In the first step of ribosome-mediated protein production, the small subunit of the ribosome combined with a tRNA for methionine (the amino acid that begins the protein chain) scans along the transcribed mRNA until it encounters a start site (ATG codon).  Here, the complex stops, and the charged tRNA with its amino acid comes into contact with the peptidyl transferase site (P) on the ribosome.  eIF2 (eukaryotic initiation factor 2), which was along for the ride, hydrolyzes GTP to GDP at this point such that the ribosome stops at the appropriate codon.

Next, the large subunit of the ribosome binds the small subunit, making a full ribosome that is ready for catalysis.

The tRNA that lines up with the mRNA's next codon then binds in the acceptor site (A), along with the help of eEF-1 (eukaryotic elongation factor-1), which hydrolyzes GTP to GDP.  At this point, the ribosome goes into action: using the peptidyl transferase center (PTC), it catalyzes the covalent linkage of the first and second amino acids.

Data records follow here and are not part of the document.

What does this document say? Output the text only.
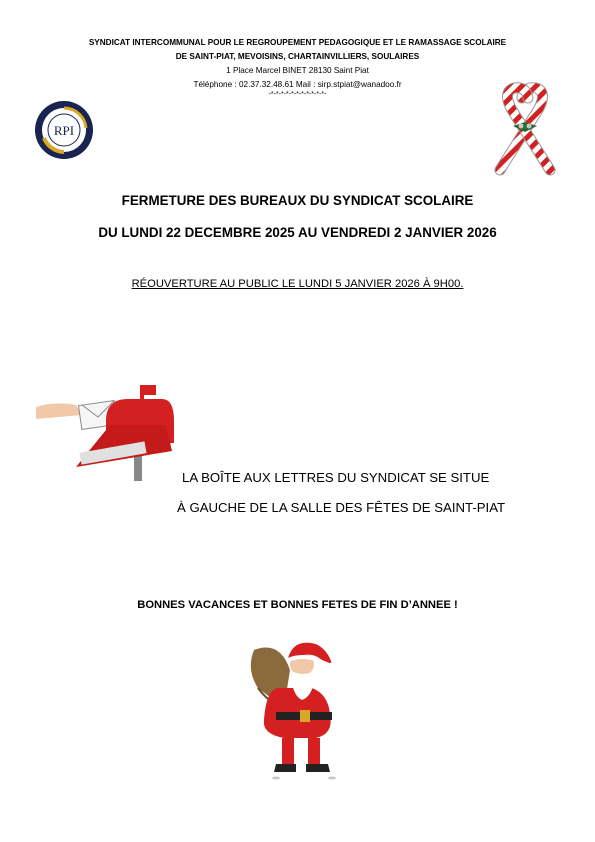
SYNDICAT INTERCOMMUNAL POUR LE REGROUPEMENT PEDAGOGIQUE ET LE RAMASSAGE SCOLAIRE
DE SAINT-PIAT, MEVOISINS, CHARTAINVILLIERS, SOULAIRES
1 Place Marcel BINET 28130 Saint Piat
Téléphone : 02.37.32.48.61 Mail : sirp.stpiat@wanadoo.fr
-*-*-*-*-*-*-*-*-*-*-*-
RPI
FERMETURE DES BUREAUX DU SYNDICAT SCOLAIRE
DU LUNDI 22 DECEMBRE 2025 AU VENDREDI 2 JANVIER 2026
RÉOUVERTURE AU PUBLIC LE LUNDI 5 JANVIER 2026 À 9H00.
LA BOÎTE AUX LETTRES DU SYNDICAT SE SITUE
À GAUCHE DE LA SALLE DES FÊTES DE SAINT-PIAT
BONNES VACANCES ET BONNES FETES DE FIN D’ANNEE !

The entire ribosome now moves along the mRNA in a process called translocation, which requires the help of EF-2 (and GTP hydrolysis).  The first tRNA is moved into the exit site (E), and the second tRNA moves into the P site, while the A site is open for another aminoacyl-tRNA.

The process repeats until the ribosome encounters a stop codon.  At this point, termination factors (TFs), which have structures similar to tRNAs and bind mRNAs but do not have amino acids, enter the acceptor site of the ribosome.  The ribosome then catalyzes the addition of water to the end of the amino acid chain, releasing it from the peptidyl transferase center and allowing it to leave the ribosome and begin folding into its native conformation.

While there are several details that I may have seemingly glazed over, this post should give a broad, simplified overview of translation.  Future posts will address the many details involved.